Mesenchymal stem cells (MSCs) are a dynamic population of cells capable of self-renewal, differentiation, tumor and wound homing, and immunomodulation. Harvested from bone marrow, adipose tissue, cord blood, or a variety of other sites, MSCs play multiple roles in tumor progression, as previously reviewed(
1). Complications in comparing studies and drawing conclusions arise due to different stem cell isolation, characterization, and culture protocols, and the inherent variability in stem cells within and between donors. MSCs can have both tumor supportive (pro-tumor) and inhibitory (anti-tumor) effects(
2), but most myeloma-specific studies demonstrate a stimulatory, protective, and pro-tumor effect of MSCs on myeloma cells, suggesting that novel drugs could counteract these tumor-supporting effects in the bone marrow.
Local bone microenvironment activates many pathways leading to lesion growth and disease progression including the following: the PI-3K/Akt/mTOR/p70S6K cascade, the IKK-α/NF-κB pathway, Ras/Raf/MAPK, and JAK/STAT3, as reviewed extensively(
3;
4). Many clinical and pre-clinical trials are aimed specifically at developing inhibitors of these pathways. Moreover, findings are emerging that alterations in local microenvironment may be not only supportive of tumor growth, but required for tumorigenesis. For example, deletion of DICER in osteoprogenitor mesenchymal cells can disrupt hematoposis and cause myelodysplasia and acute myelogenous leukemia in mice. This, among other studies, demonstrates the concept of microenvironment-induced oncogenesis (
5–
9). MSCs can also increase multiple myeloma (MM) cell adhesion to bone marrow, protecting the cells from chemotherapy and helping them accumulate within the bone. Adhesion is mediated by molecules including CD44, Very Late Antigen (VLA)4, VLA5, leukocyte function-associated antigen 1 (LFA1), neuronal adhesion molecule (NCAM), intercellular adhesion molecule (ICAM1), syndecan 1, and MCP1 as reviewed previously(
10). Binding of CD40, located on MM cells, with its ligand (CD40L) on MSCs can further increase expression of adhesion molecules such as LFA1 and VLA4. Subsequently, MM cell adhesion is further increased, stimulating cytokine (IL6, [interleukin 6] and VEGF [vascular endothelial growth factor]) secretion by MSCs, creating a forward feedback loop for tumor growth(
11;
12). In sum, stromal dysfunction is tied to neoplasia progression, implicating local stromal cells as coconspirators in tumor development.

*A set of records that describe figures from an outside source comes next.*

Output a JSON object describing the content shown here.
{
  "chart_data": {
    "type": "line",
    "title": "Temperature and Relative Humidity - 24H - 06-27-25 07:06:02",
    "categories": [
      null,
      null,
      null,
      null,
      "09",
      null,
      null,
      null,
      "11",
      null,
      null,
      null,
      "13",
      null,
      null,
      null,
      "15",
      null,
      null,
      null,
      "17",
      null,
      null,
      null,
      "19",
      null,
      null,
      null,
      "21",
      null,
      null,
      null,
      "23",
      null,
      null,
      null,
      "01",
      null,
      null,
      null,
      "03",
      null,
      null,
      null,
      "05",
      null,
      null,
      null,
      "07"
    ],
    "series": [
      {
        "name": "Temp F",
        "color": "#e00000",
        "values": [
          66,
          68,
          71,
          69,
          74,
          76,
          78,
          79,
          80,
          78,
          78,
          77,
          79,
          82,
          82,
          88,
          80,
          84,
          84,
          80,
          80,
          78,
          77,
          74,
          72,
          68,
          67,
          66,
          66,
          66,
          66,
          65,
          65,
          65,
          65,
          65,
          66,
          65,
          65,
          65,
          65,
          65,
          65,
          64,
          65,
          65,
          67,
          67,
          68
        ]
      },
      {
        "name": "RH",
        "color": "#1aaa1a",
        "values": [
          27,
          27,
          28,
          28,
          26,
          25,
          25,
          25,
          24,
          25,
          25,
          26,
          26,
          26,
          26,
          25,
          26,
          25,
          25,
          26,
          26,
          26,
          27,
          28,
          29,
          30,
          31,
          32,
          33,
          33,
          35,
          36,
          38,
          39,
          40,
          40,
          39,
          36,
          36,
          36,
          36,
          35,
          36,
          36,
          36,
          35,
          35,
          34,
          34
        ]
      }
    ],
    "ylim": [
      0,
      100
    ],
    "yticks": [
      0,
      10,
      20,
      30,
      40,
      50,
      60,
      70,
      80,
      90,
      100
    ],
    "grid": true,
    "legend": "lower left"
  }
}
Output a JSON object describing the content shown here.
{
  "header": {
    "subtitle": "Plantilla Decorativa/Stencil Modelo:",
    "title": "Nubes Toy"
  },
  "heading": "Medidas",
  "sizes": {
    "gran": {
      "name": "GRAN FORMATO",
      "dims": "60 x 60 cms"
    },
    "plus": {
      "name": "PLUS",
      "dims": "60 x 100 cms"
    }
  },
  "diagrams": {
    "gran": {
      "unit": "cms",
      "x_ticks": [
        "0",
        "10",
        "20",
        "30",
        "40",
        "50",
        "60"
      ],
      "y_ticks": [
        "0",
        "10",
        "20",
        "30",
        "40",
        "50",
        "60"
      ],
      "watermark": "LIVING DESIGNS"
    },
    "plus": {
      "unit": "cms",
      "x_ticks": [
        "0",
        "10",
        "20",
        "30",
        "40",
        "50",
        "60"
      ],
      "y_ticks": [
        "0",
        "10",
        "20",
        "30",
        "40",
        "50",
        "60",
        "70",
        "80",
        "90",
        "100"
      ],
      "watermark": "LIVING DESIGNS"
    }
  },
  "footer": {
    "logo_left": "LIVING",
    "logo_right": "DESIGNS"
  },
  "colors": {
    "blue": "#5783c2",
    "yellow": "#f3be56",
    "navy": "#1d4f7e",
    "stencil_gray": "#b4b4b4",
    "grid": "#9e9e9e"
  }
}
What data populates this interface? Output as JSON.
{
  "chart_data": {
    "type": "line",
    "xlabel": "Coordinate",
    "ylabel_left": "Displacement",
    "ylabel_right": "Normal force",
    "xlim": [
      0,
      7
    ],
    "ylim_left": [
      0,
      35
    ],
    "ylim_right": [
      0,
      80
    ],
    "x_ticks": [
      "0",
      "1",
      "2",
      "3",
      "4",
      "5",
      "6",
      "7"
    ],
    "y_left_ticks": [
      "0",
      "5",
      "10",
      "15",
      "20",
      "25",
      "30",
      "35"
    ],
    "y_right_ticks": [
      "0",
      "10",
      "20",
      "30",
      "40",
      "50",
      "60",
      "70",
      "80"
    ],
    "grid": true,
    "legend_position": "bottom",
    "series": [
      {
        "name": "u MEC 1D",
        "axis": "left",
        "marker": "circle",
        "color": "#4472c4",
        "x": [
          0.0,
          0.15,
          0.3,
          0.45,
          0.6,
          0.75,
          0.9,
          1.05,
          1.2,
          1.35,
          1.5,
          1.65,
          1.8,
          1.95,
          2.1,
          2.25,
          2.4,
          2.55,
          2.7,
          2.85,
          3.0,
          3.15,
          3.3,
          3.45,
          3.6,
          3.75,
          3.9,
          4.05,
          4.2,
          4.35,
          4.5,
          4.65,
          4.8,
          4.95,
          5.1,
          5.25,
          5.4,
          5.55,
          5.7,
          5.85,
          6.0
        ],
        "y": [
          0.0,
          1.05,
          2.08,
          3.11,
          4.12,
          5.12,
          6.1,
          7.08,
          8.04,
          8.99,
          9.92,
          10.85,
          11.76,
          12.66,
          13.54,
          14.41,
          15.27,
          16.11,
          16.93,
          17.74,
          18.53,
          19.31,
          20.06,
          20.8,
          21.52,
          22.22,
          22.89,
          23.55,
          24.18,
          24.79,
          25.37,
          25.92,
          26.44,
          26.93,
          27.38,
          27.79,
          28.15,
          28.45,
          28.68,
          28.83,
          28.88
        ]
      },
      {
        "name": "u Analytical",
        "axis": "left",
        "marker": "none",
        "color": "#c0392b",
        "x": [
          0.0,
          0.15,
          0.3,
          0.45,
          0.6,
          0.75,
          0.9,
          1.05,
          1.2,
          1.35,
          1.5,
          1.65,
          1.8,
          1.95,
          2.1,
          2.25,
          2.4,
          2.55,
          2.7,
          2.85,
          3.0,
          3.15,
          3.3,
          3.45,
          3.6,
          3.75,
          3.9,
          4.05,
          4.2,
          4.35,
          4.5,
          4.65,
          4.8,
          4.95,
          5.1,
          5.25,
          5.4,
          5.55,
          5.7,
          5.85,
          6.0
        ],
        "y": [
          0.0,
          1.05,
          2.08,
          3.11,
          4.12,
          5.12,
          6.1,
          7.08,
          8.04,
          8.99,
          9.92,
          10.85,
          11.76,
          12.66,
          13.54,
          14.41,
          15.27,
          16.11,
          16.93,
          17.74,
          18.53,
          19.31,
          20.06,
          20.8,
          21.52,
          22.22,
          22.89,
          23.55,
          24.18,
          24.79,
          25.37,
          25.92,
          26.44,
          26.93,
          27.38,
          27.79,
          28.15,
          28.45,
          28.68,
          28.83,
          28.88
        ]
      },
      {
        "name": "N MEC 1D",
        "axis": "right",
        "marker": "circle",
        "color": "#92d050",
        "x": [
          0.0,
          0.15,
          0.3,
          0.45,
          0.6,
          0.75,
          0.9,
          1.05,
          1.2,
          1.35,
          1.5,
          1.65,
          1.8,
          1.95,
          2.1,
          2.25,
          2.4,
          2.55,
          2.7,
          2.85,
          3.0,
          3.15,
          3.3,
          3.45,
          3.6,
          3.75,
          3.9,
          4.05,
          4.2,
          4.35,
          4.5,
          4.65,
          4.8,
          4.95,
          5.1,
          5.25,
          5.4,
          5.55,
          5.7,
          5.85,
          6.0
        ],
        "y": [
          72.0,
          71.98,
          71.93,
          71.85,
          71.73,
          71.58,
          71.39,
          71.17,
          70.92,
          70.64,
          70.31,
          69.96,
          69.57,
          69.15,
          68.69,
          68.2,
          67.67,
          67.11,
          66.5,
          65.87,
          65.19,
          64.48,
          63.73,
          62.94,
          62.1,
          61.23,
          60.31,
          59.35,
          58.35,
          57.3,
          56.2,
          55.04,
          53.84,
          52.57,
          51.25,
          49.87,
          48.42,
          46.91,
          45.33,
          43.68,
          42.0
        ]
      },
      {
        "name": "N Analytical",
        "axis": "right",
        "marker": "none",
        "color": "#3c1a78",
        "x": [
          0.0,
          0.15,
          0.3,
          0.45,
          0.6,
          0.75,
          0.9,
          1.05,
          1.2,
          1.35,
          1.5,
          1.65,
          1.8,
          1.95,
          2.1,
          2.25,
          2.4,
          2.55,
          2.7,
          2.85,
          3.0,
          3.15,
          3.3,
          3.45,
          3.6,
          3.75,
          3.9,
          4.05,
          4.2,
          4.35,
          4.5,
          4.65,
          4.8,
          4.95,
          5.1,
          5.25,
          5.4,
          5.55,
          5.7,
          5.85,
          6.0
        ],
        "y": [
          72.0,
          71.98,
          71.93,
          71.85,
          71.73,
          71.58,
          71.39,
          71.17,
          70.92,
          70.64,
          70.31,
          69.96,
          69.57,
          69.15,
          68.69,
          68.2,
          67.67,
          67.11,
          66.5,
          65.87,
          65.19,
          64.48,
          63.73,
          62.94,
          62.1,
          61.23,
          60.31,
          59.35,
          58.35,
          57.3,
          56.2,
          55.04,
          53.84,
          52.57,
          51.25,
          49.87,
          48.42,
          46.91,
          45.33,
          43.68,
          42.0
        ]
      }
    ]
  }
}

Stromal cell-induced chemotherapy resistance in myeloma cells is well documented (
13;
14), yet, many drug screens are still performed in the absence of stromal cells and therefore produce deceiving findings. Novel drug screens using stromal cell-myeloma cell co-cultures are now being developed to produce more clinically-relevant modeling tools (
15;
16). Pharmaceutical developers are also now attacking tumor cells through stromal-affecting drugs, such as Bortezomib, Perifosine, and an array of bisphosphonates which target stromal cell-tumor cell interactions. Perifosine induces apoptosis even in MM cells attached to bone marrow stromal cells through the c-Jun N-terminal kinase (JNK) pathway(
17) and Bortezomib, a proteasome inhibitor, was recently found to directly induce osteoblastic differentiation in MSCs to combat osteolysis through the transcription factor RUNX-2(
18). As a last example, the CXCR4 inhibitor AMD3100 disrupts the interaction of MM cells and MSCs and enhances MM cell sensitivity to therapy(
19). This and other work demonstrates that CXCR4 inhibitors, or other therapies that detach tumor cells from the bone matrix, can increase chemosensitivity of MM cells. The discussed pharmaceuticals were developed based on
in vitro studies of healthy donor stroma cells and MM cells. We hypothesize that more effective and specific chemotherapeutic strategies will be identified using
in vitro models containing MM patient MSCs. The questions are then: are there differences between non-diseased (ND-MSCs) and myelomatous MSCs, those derived from multiple myeloma patients (MM-MSCs)? How do these relate to differing interactions with MM cells? Lastly, how can we target these interactions for a therapeutic effect? These questions are herein addressed. MM-MSCs discussed were from untreated MM patients unless otherwise noted; often the status of age-matching was not reported in the studies.